I believe your attitude legitimizes death because we've always had to accept it in the past. It's never been a choice.

I seriously don't believe we will be able to live forever some day.
I just don't think it's possible, from my understanding of medicine.

I do think we can live longer due to figuring out how the "cell death mechanism" works, sure.
Or maybe we can start growing and harvesting organs.

But the body still ages and wears out and gets old.
And we'll have overpopulation issues that can't be dodged (both spatial issues and resource issues).
And just maybe, not everyone WANTS to live forever?

I believe thinking that way feels a bit like giving up and laying down to die. Giving up a part of your soul.

Okay, I can see why you are responding as you are, if that is how you perceive it.

On the contary, though, I believe it is death and finality that gives human life meaning.

Look at what human beings have done any time that death and health issues and whatever else has not been an issue. Look at the United States. Are we happier? Or are we more prone to mental illness? Are we more productive with our extra time, or do we just piss away feeling like, "Oh, I'll just get to that tomorrow"?

The problem is not our mortality, it's human beings. We excel at making ourselves more miserable, the more things that are available to us. It's those who are embracing their mortality that actually burn more brightly and do important things and lead the way for the numbed masses.

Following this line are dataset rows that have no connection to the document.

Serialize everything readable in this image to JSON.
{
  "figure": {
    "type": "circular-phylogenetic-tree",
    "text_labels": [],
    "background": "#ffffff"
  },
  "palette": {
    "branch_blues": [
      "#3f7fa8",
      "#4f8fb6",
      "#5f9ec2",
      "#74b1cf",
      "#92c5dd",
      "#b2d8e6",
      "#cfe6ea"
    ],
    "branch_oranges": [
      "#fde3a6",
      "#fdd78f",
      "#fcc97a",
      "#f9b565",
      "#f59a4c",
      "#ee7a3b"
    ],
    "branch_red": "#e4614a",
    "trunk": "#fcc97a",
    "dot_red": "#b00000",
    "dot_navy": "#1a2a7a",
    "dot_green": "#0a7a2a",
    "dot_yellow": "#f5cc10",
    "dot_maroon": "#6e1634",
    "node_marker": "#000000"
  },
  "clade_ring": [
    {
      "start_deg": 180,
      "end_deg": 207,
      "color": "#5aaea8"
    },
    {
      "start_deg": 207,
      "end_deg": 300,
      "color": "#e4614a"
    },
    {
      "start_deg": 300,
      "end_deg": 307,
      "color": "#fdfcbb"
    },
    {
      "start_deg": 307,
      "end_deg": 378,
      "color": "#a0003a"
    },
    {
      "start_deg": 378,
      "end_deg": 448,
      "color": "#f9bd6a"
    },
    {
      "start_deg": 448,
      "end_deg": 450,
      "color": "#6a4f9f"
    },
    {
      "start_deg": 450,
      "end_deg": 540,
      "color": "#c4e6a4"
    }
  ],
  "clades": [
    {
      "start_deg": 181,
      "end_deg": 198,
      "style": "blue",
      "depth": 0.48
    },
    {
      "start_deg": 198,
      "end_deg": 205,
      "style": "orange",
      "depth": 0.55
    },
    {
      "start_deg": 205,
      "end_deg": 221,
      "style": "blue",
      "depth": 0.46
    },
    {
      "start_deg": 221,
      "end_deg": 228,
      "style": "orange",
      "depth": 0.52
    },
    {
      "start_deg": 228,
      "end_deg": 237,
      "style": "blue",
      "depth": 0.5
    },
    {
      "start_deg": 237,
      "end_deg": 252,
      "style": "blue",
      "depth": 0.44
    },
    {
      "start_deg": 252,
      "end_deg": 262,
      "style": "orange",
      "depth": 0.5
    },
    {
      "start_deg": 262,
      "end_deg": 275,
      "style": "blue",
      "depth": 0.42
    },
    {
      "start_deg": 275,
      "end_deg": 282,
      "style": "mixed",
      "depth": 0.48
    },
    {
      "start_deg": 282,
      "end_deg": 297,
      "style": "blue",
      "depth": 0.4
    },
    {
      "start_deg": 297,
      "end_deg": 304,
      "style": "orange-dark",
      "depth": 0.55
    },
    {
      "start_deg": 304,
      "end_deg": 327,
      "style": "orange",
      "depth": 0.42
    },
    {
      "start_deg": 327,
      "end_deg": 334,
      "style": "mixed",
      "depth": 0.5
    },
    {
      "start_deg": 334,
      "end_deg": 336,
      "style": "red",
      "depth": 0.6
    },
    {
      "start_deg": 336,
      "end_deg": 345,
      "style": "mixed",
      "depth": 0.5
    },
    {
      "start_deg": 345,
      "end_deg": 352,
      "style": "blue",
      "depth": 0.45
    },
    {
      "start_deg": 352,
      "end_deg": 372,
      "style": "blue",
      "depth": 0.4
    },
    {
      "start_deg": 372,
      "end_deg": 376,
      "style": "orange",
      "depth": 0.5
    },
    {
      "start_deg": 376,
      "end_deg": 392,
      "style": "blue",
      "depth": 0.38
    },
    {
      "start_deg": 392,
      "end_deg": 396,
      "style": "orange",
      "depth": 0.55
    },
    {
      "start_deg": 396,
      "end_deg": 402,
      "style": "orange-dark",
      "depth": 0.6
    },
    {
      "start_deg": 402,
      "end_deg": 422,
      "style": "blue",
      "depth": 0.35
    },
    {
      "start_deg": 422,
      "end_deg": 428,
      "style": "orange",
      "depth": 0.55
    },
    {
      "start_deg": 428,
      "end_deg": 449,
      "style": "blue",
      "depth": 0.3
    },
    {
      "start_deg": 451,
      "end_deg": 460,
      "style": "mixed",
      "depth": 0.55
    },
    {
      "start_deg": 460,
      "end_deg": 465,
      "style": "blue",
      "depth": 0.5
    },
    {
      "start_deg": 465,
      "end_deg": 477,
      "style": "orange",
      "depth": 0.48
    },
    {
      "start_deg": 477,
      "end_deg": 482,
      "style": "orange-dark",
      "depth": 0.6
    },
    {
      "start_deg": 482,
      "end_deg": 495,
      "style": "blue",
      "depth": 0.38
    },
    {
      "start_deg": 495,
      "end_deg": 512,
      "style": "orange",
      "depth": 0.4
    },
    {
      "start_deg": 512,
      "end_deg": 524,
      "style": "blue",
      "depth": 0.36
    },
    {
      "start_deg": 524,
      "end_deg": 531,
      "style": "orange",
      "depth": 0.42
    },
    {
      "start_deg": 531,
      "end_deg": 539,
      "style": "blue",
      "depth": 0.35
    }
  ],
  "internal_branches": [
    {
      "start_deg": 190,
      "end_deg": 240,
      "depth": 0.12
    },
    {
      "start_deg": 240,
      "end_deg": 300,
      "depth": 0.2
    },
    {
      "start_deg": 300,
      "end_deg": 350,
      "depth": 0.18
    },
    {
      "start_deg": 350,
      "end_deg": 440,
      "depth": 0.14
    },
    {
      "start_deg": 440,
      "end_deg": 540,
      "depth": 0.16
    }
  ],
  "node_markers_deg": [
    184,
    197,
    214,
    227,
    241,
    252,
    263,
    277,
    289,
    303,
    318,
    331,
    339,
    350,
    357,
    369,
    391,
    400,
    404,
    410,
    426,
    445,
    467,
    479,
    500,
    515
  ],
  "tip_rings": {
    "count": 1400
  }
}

human beings really stink in a structureless world, tbh. We just can't deal or function at our best.

I agree with you 100% on the last little bit. My role as I've always believed is fight until you can't.

Just because you embrace your mortality doesn't mean you are not a fighter. Anyone who knows anything about me knows how much of a fighter / endurance runner I am in how I live my life... and I'm more of a fighter now, rather than less.

You have some really unnecessary binaries set up in your head, from what you have described of your philosophy here. I think you are putting unnecessary definitions and limits on things.